Retracing explorer’s steps to PNG dream come true


Some of the oldest and largest historical collections of Papua New Guinea are held in Russian museums, according to the great-great grandchild of a famous Russian explorer Nickolay Miklouho-Maclay, who arrived in New Guinea in Madang in 1871.
Nickolay Miklouho-Maclay IV, who has the same name as his famous forefather, is in the country on a childhood dream of retracing his great-great grandfather’s footsteps.
Miklouho-Maclay IV was at the University of Papua New Guinea yesterday to reminisce on the achievements and legacy of his family’s explorer, and highlight the initiatives of the Miklou-Maclay Foundation in Papua New Guinea in relation to the preservation of ethno-cultural heritage.

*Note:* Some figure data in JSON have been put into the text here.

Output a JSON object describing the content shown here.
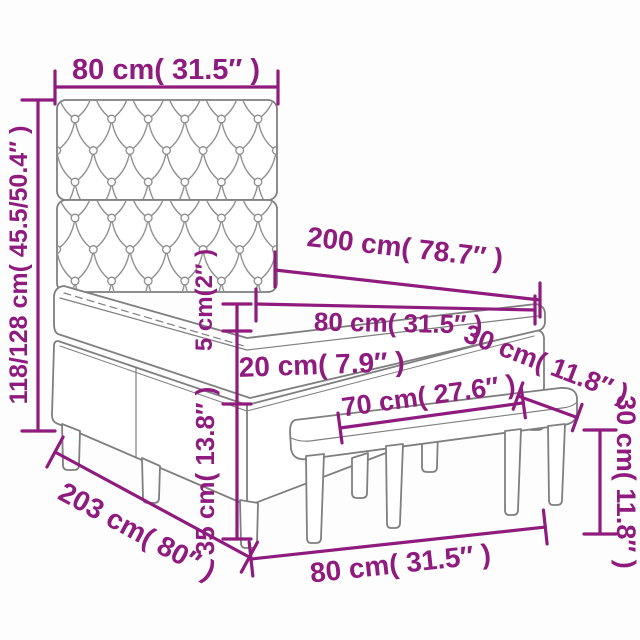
{
  "diagram": {
    "type": "furniture-dimension-diagram",
    "subject": "box spring bed with tufted headboard, mattress and bench",
    "accent_color": "#8E1B7D",
    "outline_color": "#7F7F7F",
    "dimensions": {
      "headboard_width": "80 cm( 31.5″ )",
      "headboard_height": "118/128 cm( 45.5/50.4″ )",
      "bed_length": "200 cm( 78.7″ )",
      "mattress_width": "80 cm( 31.5″ )",
      "mattress_height": "5 cm(2″ )",
      "base_height": "20 cm( 7.9″ )",
      "leg_height": "35 cm( 13.8″ )",
      "total_length": "203 cm( 80″ )",
      "bed_width": "80 cm( 31.5″ )",
      "bench_length": "70 cm( 27.6″ )",
      "bench_depth": "30 cm( 11.8″ )",
      "bench_height": "30 cm( 11.8″ )"
    }
  }
}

“Miklouho-Maclay had described Papua New Guinea so beautifully that preparing to come here was not just wanting to come here as a tourist but to establish permanent relations of friendship,” Miklouho-Maclay IV said.
He was in Gorendu village, Rai Coast, Madang, with his team on Sept 16 where
Miklouhu-Maclay  first visited 146 years ago.
“For ethnographers, anthropologists and historians, the South Pacific is a fascinating region,” Miklouho-Maclay IV said.
“That is why so many people are interested in coming here and learning more about life here.
“It is possible that a lot of people and researchers come and visit from other parts of the world, but from Russia, we are really the first.
“We would also like more Russians to come to Papua New Guinea and see and enjoy the beauty of this place.”
A delegation of Russians last visited Madang in 1971 on the centenary of Miklouho-Maclay’s Madang visit.